Besides, other 18 private co-operative housing societies are opting for self-redevelopment, according to the data accessed by this newspaper.


The Mumbai District Central Co-operative (MDCC) Limited Bank, which is providing loans to undertake self-redevelopment projects has already allocated a fund of Rs62.87crore to nearly five co-operative housing societies.

While other 26 self-redevelopment proposals have been given in-principle approval wherein a total Rs1,349.13 crore will be disbursed as loan if approved, said the bank officials.

Speaking to the ‘Free Press Journal’, MDCC chairman and BJP legislator Pravin Darekar said, “The response from societies opting for self-redevelopment is good now as compared to earlier.

Former chief minister Devendra Fadnavis introduced various incentives to boost self-redevelopment. As a result, tenants of dilapidated buildings are now more keen on self-redevelopment instead of handing over the project to the developer.”

Asked why there are fewer MHADA layout buildings self-redevelopment proposals, Darekar replied, “Any bank requires a letter of intent (LOI) to approve the loan. Since MHADA issues an LOI only after receiving the premium money, those proposals are taking time.”
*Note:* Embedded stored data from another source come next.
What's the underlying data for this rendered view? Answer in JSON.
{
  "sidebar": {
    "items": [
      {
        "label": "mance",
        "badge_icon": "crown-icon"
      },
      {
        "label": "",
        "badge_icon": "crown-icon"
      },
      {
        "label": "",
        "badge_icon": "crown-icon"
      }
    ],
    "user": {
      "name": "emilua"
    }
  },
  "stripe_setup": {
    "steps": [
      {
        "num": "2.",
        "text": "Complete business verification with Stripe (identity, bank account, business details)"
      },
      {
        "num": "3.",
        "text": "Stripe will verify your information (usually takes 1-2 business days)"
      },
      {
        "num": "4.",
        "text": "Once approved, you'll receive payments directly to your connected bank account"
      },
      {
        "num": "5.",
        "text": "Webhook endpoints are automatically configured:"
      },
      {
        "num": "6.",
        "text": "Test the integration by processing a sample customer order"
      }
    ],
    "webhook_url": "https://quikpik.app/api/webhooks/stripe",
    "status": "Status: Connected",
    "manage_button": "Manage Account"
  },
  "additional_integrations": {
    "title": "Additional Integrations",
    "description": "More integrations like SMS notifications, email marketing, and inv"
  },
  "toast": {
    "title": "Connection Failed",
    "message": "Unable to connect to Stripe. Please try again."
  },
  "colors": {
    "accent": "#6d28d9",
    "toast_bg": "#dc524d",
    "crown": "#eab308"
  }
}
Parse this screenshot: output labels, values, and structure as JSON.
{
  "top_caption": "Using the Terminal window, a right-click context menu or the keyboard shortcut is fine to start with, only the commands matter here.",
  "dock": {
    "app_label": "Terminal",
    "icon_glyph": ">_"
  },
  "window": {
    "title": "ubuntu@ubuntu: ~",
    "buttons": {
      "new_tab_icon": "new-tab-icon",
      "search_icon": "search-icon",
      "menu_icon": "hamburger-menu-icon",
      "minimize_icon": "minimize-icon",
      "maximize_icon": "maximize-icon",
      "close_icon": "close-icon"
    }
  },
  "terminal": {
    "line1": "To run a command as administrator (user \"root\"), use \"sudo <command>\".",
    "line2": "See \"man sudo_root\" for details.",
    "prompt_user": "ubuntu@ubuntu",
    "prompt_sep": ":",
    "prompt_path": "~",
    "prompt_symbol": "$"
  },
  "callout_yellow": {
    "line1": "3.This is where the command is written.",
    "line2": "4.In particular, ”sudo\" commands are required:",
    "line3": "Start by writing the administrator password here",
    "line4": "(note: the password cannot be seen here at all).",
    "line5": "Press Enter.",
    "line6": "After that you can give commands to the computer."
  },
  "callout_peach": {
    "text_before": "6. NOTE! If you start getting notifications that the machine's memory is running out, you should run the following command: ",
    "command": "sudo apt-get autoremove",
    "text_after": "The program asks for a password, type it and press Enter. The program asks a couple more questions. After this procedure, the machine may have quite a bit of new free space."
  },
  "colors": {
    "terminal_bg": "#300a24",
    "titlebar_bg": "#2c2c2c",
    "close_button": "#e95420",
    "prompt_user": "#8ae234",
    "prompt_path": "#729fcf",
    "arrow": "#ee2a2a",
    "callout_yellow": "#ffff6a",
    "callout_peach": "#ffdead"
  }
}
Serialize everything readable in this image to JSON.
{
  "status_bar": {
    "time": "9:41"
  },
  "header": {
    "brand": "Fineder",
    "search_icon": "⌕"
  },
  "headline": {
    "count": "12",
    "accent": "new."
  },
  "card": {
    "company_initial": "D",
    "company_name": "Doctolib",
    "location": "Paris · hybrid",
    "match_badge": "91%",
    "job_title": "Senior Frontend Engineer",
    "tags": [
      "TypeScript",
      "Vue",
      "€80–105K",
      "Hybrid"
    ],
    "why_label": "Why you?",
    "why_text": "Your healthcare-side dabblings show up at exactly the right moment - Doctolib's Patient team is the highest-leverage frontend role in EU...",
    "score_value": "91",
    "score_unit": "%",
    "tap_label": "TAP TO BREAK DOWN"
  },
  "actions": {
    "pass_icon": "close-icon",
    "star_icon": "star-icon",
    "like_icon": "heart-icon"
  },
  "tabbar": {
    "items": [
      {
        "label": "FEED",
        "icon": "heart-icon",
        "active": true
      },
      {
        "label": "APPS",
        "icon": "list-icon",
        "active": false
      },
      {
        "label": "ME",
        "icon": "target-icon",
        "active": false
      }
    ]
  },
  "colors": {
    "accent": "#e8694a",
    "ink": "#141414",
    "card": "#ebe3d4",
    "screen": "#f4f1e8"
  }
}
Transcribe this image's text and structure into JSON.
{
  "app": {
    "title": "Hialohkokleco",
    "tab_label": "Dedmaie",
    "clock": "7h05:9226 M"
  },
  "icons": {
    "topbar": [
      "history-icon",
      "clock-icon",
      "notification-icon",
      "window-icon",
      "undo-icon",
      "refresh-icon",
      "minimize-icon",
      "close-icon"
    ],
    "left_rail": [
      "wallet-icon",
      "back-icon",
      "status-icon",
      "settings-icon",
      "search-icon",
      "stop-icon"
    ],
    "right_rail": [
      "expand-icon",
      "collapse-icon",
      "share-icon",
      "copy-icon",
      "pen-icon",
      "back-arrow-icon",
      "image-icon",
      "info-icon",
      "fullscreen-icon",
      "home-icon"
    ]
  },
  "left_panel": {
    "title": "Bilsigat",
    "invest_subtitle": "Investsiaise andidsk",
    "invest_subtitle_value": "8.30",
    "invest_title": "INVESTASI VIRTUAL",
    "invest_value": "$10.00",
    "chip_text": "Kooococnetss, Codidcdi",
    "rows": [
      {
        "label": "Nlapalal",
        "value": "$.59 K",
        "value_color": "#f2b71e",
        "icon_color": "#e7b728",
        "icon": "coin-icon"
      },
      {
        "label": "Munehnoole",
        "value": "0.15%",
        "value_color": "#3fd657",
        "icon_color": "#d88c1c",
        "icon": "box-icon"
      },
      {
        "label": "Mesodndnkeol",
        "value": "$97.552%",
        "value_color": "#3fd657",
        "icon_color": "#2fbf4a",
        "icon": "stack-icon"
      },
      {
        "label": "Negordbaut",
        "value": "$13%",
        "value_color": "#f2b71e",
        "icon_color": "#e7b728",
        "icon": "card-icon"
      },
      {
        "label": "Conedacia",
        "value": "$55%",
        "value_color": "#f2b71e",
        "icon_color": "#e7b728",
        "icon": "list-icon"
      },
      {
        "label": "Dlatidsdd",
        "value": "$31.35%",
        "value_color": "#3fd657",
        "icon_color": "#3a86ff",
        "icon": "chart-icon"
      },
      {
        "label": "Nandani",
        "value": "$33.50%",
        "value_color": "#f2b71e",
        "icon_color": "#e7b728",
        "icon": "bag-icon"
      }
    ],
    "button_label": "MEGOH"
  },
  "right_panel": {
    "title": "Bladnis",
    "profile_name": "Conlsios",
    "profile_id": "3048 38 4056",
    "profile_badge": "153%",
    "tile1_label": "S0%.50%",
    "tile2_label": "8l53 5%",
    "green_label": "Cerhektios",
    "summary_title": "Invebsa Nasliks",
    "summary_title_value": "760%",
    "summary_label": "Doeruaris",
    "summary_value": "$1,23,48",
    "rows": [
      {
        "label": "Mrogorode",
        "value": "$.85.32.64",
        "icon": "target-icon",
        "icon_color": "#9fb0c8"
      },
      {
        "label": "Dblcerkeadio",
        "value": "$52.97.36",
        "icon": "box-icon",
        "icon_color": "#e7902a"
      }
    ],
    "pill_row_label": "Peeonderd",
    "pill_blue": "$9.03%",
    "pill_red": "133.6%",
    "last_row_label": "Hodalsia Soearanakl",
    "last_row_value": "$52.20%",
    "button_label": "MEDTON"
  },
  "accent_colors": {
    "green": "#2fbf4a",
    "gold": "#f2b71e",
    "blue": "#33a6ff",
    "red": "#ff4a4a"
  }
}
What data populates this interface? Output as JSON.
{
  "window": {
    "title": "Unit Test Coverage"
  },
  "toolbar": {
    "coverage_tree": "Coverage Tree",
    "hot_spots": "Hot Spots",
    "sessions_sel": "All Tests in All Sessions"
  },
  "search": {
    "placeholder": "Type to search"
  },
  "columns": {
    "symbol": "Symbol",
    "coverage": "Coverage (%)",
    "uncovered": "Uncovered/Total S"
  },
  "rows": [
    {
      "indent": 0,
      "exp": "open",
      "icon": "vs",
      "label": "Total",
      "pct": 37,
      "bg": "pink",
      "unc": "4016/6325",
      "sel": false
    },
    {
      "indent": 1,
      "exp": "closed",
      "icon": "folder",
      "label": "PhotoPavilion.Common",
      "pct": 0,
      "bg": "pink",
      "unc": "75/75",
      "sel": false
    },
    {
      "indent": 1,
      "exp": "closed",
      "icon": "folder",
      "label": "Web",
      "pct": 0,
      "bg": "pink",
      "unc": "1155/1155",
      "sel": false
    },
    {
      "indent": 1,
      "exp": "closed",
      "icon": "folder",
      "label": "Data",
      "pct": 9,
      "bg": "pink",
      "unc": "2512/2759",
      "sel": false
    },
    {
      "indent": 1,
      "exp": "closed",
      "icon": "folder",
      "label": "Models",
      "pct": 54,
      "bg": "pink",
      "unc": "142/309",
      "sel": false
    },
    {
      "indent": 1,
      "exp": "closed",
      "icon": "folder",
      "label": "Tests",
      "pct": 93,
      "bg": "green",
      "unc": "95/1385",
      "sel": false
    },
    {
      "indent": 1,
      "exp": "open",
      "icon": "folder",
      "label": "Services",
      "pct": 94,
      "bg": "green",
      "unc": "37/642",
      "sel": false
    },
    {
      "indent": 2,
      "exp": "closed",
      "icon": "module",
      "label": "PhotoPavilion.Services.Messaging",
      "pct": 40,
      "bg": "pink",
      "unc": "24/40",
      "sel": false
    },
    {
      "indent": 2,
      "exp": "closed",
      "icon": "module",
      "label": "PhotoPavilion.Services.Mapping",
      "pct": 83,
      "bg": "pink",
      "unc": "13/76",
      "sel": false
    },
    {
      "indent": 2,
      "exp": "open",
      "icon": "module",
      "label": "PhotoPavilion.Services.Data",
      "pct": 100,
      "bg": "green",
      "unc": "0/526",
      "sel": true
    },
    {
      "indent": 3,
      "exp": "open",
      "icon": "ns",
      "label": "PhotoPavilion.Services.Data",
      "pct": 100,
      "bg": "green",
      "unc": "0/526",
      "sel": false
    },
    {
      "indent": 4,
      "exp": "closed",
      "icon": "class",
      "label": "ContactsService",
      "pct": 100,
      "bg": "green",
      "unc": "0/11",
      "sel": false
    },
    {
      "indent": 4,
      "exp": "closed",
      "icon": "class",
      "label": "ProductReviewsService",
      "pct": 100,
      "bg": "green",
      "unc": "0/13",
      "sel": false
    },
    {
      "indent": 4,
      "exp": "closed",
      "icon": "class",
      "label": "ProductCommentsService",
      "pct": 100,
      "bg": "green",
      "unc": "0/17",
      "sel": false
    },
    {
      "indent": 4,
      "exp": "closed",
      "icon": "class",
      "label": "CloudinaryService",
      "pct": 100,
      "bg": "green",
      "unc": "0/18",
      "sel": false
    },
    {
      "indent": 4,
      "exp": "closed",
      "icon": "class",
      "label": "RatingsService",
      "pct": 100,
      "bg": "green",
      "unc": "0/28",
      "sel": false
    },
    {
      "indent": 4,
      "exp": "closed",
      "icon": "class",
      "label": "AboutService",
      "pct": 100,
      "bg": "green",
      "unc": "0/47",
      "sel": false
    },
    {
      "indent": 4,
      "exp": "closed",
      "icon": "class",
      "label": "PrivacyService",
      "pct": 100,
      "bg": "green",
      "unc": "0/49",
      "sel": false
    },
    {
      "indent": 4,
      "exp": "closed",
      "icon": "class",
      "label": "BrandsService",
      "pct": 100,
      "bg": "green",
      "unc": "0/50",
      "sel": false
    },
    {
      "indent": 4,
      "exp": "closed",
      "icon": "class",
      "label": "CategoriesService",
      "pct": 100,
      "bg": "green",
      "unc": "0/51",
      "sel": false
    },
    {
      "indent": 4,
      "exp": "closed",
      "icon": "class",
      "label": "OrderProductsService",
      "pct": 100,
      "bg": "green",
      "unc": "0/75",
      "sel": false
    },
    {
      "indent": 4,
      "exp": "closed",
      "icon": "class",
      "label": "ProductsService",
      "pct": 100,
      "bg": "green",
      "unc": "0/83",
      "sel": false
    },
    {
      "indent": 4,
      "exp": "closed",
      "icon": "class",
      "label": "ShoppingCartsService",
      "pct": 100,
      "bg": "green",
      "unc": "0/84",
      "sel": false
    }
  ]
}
Another MDCC bank official explained, “The premium money is usually in crores for tenants to afford, though there is a provision to pay the amount in installment.

Private building tenants somehow manage the initial payments to get the LOI, but for MHADA building tenants, the payment seems to be a task. Therefore, in such cases, we have suggested the MHADA to give a conditional LOI so the loan process can be expedited.”

So far, the MDCC Bank is claimed to be the only financial institution which is in the forefront providing loan facility to cooperative housing societies to undertake self-redevelopment.

The bank bears 95 per cent project cost with 12.50 per cent rate of interest, and the society seeking loan is expected to afford the remaining 5 per cent cost.

Housing expert Chandrashekhar Prabhu said: “More than 790 housing societies have decided that they will go for self-redevelopment. They passed such resolution in the general body meeting. In fact, banks won’t have money to give loan if all come together.

For instance, if one project costs Rs100 crore and if 790 projects together go for self-redevplopment, then about Rs70,000 crore would be required, and the bank may not have that much money.

Besides, ‘society members’ take their own time, and they won’t do it in hurry just because we want them to do it. Also, the market is down, so they have to worry about the salable portion. They have to think on aspects like when the saleable portion will be sold.”